Study about how our brain decodes taste
Previous studies cited that a map exists in the gustatory cortex, which governs our perception of taste. However, experts have come up with a new controversial theory about how we decode tastes. They say that this simple map of flavors, or “hot spots” of neurons, doesn’t exist in animals’ cortex. Rather, Stony Brook researchers’ study says that spatially localized clusters of neurons lead to a perception of different tastes.
However, early imaging experiments found evidence that seemed to lean toward the theory of spatially localized clusters of neurons. These clusters of taste buds formed a map of tastes, which sent signals of either sweet, bitter, salty, or savory to the cortex. According to this theory, when one cluster became activated by a specific flavor, it would correspond to a certain brain sensation.
In the new study, experts debunk this theory and provide evidence of overlapping and spatially distributed neurons.
“Our experiments demonstrate there is not a map with hot spots in the gustatory cortex of behaving animals,” says Alfredo Fontanini, MD, Ph.D., lead investigator and Chair of the Department of Neurobiology and Behavior in the College of Arts and Sciences and Renaissance School of Medicine at Stony Brook University. “Instead, each taste is represented by spatially distributed ensembles of neurons sprinkled across the cortex. Neurons can represent one or many taste sensations and form what is called an ensemble code. Basically, neurons act very much like instruments in an orchestra playing different notes, forming a chord.”

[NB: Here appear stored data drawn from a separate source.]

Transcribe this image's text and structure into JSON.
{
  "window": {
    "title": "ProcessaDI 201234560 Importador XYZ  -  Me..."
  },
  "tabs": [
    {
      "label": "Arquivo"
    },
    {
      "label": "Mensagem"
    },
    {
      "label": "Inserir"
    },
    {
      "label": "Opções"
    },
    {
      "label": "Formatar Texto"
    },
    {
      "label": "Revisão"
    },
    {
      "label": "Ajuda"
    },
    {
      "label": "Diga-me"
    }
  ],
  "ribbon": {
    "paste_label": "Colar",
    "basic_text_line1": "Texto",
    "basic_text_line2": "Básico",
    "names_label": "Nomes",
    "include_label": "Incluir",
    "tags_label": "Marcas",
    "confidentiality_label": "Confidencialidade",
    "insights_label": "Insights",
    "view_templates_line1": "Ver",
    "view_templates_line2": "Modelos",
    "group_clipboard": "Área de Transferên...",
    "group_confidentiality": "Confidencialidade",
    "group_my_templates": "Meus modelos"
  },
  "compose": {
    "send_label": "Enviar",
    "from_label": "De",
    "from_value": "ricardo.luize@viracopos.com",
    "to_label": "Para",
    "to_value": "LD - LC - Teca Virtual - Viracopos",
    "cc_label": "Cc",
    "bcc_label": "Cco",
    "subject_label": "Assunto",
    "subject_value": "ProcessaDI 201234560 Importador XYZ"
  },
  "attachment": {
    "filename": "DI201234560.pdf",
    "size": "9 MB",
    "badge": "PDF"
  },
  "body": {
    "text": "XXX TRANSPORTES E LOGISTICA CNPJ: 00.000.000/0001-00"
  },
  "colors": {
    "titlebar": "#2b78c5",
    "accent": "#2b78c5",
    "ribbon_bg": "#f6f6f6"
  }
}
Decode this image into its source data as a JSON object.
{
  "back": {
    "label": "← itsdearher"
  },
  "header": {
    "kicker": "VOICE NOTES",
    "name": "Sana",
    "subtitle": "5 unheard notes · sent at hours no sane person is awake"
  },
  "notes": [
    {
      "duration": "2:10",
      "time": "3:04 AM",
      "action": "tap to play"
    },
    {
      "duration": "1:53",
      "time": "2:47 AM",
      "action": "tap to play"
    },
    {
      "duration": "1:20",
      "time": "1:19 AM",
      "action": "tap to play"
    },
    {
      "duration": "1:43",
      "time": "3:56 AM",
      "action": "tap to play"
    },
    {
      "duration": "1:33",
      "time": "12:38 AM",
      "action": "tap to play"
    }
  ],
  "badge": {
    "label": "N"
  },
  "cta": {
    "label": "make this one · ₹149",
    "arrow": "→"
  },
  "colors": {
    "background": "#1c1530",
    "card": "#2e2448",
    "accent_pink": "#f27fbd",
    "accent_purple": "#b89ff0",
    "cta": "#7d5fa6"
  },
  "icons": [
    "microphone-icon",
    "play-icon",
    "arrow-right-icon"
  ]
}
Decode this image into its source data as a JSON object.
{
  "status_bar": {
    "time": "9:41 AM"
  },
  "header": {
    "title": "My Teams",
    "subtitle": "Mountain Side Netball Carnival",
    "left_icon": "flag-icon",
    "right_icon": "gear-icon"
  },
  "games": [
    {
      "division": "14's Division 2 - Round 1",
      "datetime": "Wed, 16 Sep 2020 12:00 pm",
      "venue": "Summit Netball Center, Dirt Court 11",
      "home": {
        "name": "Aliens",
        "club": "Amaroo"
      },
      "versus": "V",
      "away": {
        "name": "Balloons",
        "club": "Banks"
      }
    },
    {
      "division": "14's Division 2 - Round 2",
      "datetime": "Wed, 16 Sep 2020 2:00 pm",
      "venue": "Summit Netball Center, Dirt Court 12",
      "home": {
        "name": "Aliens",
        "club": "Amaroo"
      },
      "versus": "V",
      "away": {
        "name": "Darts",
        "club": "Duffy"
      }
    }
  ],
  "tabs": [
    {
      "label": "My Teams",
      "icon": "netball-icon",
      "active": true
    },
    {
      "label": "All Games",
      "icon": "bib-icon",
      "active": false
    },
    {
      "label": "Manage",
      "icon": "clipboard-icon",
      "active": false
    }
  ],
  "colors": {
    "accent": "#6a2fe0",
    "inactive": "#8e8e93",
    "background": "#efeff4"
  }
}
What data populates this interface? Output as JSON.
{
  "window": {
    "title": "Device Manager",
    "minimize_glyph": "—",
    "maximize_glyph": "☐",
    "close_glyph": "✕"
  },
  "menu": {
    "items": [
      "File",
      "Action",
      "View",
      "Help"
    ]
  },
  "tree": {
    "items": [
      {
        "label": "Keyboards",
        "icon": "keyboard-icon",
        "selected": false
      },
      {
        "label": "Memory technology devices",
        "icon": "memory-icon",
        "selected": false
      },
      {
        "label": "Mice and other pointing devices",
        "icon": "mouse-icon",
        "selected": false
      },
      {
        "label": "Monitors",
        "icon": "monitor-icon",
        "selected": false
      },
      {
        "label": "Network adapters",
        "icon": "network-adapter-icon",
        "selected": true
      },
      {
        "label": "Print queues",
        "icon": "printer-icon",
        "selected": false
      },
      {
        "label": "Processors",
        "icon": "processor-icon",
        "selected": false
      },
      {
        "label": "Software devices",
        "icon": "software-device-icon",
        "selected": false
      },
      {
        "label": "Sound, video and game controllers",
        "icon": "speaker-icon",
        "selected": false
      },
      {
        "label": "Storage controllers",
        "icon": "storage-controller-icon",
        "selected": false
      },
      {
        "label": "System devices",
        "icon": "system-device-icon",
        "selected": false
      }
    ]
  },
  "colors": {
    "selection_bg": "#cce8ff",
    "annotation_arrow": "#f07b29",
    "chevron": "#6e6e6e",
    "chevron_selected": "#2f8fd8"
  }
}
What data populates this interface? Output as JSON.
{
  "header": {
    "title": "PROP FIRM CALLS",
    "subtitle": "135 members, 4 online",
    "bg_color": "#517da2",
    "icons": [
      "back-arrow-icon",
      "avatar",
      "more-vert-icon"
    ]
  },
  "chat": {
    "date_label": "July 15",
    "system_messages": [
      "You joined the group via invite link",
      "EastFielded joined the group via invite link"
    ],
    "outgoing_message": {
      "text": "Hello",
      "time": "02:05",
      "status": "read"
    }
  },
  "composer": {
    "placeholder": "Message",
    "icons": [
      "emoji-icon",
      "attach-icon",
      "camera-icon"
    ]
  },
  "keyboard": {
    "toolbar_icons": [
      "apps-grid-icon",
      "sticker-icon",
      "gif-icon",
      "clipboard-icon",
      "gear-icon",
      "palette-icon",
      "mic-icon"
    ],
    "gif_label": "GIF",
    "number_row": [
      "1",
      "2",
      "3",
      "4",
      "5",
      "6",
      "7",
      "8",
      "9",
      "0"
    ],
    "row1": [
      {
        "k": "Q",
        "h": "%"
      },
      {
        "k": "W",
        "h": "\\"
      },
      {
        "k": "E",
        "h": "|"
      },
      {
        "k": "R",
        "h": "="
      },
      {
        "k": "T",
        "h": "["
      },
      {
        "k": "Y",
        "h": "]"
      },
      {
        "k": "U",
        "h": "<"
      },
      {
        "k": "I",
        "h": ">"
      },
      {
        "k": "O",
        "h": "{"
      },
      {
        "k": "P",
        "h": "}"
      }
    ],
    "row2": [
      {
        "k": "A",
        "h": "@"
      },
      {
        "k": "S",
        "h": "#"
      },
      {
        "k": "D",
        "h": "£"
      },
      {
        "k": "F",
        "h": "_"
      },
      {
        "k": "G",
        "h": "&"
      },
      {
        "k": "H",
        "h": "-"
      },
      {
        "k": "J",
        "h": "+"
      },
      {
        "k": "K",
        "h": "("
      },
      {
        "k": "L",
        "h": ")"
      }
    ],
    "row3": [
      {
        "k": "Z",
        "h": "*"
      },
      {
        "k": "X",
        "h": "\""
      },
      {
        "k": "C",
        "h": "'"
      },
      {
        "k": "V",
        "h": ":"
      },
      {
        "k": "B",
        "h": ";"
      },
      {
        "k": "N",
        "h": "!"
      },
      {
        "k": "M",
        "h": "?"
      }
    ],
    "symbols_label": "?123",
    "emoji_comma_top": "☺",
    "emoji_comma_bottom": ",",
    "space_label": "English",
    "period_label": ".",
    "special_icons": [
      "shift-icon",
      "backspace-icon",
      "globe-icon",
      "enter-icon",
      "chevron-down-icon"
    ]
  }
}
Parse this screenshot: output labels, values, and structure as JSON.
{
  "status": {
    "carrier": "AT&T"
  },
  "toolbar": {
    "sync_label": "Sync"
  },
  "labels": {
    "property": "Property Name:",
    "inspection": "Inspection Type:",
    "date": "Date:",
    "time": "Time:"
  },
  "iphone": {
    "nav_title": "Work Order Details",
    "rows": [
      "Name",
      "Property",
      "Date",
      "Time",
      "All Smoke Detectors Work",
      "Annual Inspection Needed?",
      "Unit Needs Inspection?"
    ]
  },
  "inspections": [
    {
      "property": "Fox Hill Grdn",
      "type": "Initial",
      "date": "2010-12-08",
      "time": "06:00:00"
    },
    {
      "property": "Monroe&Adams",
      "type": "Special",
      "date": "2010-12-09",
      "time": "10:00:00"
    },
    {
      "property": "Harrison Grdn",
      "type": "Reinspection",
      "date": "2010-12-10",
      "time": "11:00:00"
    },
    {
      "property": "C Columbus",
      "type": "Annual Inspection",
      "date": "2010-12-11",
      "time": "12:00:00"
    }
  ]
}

Experiment on the sense of taste in mice
The researchers tested their theory repeatedly in mice, offering them various flavors through a small spout. They wanted to see how the neurons in their brain would respond to different sensations. They used calcium imaging on alert mice to analyze how to taste and task-related variables react. During the experiments, they collected data on how neurons in the gustatory cortex responded to different tastes. Not surprisingly, they found that some neurons responded to a single taste, and others to many sensations.
When they analyzed the distribution of responses over multiple spatial scales, they found that the sense distributes evenly across the cortex. They observed no signs of spatial clustering or maps of hot spots corresponding with specific flavors.
“Our findings are important because they address one of the basic organizing principles of brain function,” explains Dr. Fontanini. “Topographical maps are a pervasive feature of brain organization. Demonstrating that the spatial organization of taste responses is not as simple as previously believed makes us re-evaluate the neurobiological processes underlying taste perception and taste-related brain functions.”
The data collected in this groundbreaking study shows that our sense of taste gets distributed evenly in the gustatory cortex. Certain tastes don’t correspond with specific areas of the cortex; rather, the sensations come from spatially distributed neurons. This coding scheme differs from the brain organization of auditory, visual, and somatosensory systems. However, the olfactory system works similarly to the gustatory process.
Final thoughts on the new study that shows how we decode taste
Neurobiologists have recently discovered that our sense of flavor doesn’t come from certain areas of the cortex. Rather, when we eat something, neurons throughout the cortex respond to the sensation. Previously, scientists believed that only certain neurons became activated when they perceived a specific taste. However, new research reveals that the distribution of neurons occurs in an overlapping and spatial pattern.
When we eat, we perceive the taste on our tongue, but it really occurs within our brain. The neurons fire so quickly that it seems like all of the sensations happen in our mouths, however. This research shows the intricacy and precision of the human body and that we still have so much left to learn!